FS is a good diagnostic tool to have information on the nature of the tumor whether it is malignant or not during surgery [14]. Despite it is a very effective method in most body parts its accuracy in salivary gland masses is controversial. Therapeutic decision should not be based on FS solely. Therefore surgeon must consider frozen section in conjunction with the preoperative clinical findings, diagnostic tests and patient’s medical history.
Like as other tissues intraparotid  metastases can occur many years after primary tumor treatment, and can be the first clinical manifestation of a recurrence. Parotidectomy with complete excision of the tumor can be curative [15] and is necessary for exact diagnosis in most cases. In our case we could have pathological diagnosis after total excision of gland.

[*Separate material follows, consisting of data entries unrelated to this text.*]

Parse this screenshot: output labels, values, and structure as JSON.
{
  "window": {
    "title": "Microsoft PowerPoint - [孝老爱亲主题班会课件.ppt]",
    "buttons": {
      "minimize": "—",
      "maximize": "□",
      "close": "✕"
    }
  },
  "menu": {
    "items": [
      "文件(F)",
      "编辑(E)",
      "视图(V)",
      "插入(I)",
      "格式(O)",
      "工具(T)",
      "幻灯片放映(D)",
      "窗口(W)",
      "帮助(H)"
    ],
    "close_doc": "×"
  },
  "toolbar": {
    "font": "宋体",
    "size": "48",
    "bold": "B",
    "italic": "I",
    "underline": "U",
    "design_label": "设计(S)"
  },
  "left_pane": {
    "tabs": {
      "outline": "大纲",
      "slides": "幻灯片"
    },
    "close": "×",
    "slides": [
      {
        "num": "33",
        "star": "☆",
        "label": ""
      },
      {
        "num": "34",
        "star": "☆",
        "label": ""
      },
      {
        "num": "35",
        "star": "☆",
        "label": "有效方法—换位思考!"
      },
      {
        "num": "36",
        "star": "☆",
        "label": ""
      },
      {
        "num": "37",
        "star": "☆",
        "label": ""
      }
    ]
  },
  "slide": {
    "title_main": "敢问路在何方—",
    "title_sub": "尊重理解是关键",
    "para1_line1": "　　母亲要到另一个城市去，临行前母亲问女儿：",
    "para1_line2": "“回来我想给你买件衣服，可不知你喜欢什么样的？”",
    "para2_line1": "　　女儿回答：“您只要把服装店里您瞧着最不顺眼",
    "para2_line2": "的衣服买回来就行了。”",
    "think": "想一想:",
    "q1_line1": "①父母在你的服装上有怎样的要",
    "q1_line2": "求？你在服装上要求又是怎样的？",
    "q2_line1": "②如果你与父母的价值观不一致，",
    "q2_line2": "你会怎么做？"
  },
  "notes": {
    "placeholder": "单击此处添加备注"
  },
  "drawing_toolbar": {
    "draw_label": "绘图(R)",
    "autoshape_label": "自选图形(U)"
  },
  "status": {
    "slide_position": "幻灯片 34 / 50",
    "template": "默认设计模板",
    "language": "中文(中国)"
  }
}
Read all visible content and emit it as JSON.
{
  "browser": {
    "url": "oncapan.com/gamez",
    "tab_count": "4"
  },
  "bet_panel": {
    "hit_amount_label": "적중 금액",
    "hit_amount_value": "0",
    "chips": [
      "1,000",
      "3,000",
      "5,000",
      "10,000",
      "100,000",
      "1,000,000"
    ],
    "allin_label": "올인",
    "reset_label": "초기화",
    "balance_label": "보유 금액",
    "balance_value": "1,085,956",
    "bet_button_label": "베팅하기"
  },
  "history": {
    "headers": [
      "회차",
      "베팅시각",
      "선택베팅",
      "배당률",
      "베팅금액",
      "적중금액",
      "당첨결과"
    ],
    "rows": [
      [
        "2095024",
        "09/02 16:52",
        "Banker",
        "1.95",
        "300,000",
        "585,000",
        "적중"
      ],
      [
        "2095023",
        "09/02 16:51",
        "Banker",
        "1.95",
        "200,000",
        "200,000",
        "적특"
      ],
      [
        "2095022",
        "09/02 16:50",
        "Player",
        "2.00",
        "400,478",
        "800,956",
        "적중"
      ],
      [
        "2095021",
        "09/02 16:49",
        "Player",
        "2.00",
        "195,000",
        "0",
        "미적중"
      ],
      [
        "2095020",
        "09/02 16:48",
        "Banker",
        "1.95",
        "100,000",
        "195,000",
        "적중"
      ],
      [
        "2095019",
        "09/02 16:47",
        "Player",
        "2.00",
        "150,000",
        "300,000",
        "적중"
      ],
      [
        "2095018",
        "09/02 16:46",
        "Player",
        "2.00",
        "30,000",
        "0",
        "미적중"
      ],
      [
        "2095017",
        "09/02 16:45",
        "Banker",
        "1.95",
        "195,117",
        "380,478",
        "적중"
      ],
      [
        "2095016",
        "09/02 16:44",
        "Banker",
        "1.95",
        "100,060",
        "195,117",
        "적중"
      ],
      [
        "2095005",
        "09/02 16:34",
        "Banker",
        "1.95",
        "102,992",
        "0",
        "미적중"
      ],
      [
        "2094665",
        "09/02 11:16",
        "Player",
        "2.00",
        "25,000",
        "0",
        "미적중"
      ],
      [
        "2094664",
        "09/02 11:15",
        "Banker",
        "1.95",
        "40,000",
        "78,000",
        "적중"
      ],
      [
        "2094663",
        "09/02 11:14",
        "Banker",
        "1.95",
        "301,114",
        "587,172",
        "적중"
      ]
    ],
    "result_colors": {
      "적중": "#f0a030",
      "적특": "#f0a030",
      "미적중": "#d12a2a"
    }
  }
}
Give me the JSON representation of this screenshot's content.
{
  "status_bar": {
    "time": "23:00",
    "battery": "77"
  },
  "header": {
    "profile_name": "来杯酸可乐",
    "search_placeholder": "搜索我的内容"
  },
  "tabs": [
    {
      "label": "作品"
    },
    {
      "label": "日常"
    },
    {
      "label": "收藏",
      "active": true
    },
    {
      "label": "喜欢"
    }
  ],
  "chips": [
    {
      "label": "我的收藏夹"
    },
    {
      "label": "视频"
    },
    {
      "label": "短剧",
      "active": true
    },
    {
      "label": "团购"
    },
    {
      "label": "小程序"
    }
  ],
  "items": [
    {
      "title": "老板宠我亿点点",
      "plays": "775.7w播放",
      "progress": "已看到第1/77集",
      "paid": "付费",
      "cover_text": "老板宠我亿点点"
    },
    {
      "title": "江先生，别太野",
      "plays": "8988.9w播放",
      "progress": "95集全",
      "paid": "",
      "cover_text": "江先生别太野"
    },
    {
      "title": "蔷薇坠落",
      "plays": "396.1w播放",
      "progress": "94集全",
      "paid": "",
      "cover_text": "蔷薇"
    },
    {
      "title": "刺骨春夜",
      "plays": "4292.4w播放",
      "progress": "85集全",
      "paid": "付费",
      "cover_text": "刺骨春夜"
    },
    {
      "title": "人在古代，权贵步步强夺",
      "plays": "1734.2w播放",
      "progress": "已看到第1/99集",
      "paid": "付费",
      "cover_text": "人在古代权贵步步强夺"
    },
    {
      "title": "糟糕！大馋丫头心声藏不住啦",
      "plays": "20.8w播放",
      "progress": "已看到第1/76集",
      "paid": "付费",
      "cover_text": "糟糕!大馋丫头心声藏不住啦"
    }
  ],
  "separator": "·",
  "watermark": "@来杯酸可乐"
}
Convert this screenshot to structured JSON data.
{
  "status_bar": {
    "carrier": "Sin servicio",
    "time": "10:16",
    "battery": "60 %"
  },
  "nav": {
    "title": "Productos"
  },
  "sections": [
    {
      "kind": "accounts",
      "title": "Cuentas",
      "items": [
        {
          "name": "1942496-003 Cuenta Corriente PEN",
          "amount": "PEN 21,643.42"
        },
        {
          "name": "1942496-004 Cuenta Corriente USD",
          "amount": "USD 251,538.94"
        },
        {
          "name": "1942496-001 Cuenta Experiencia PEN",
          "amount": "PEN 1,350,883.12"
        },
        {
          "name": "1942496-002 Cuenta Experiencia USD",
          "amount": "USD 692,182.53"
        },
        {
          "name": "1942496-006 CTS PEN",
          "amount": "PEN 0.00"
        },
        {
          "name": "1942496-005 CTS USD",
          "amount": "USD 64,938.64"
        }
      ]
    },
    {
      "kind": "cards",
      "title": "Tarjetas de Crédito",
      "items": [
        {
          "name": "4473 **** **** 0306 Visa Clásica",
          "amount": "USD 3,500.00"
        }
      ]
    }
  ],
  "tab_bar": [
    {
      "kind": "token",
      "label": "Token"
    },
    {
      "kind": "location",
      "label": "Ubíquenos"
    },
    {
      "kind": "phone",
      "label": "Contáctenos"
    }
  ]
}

In this case we reported fail of both preoperative and peroperative diagnostic studies in a patient with a confusing previous malignancy history. In our case we decided to perform total parotidectomy because of patient’s breast cancer history and infiltrating feature of the mass made us think that it could be malignant. Perineurium is a well-known barrier to tumor invasion, and this allowed us to protect facial nerve because of we had no certain diagnosis of malignancy. FS result confirmed our decision and we protected patient’s facial nerve branches those were not affected. In fact our patient refused further therapies for Maltoma and we follow up her by physical examination and US alone according to her request.


Conclusions

Despite improvement of diagnostic studies personal experience and evaluation of clinician remains most important part of planning of treatment strategies for parotid gland neoplasm.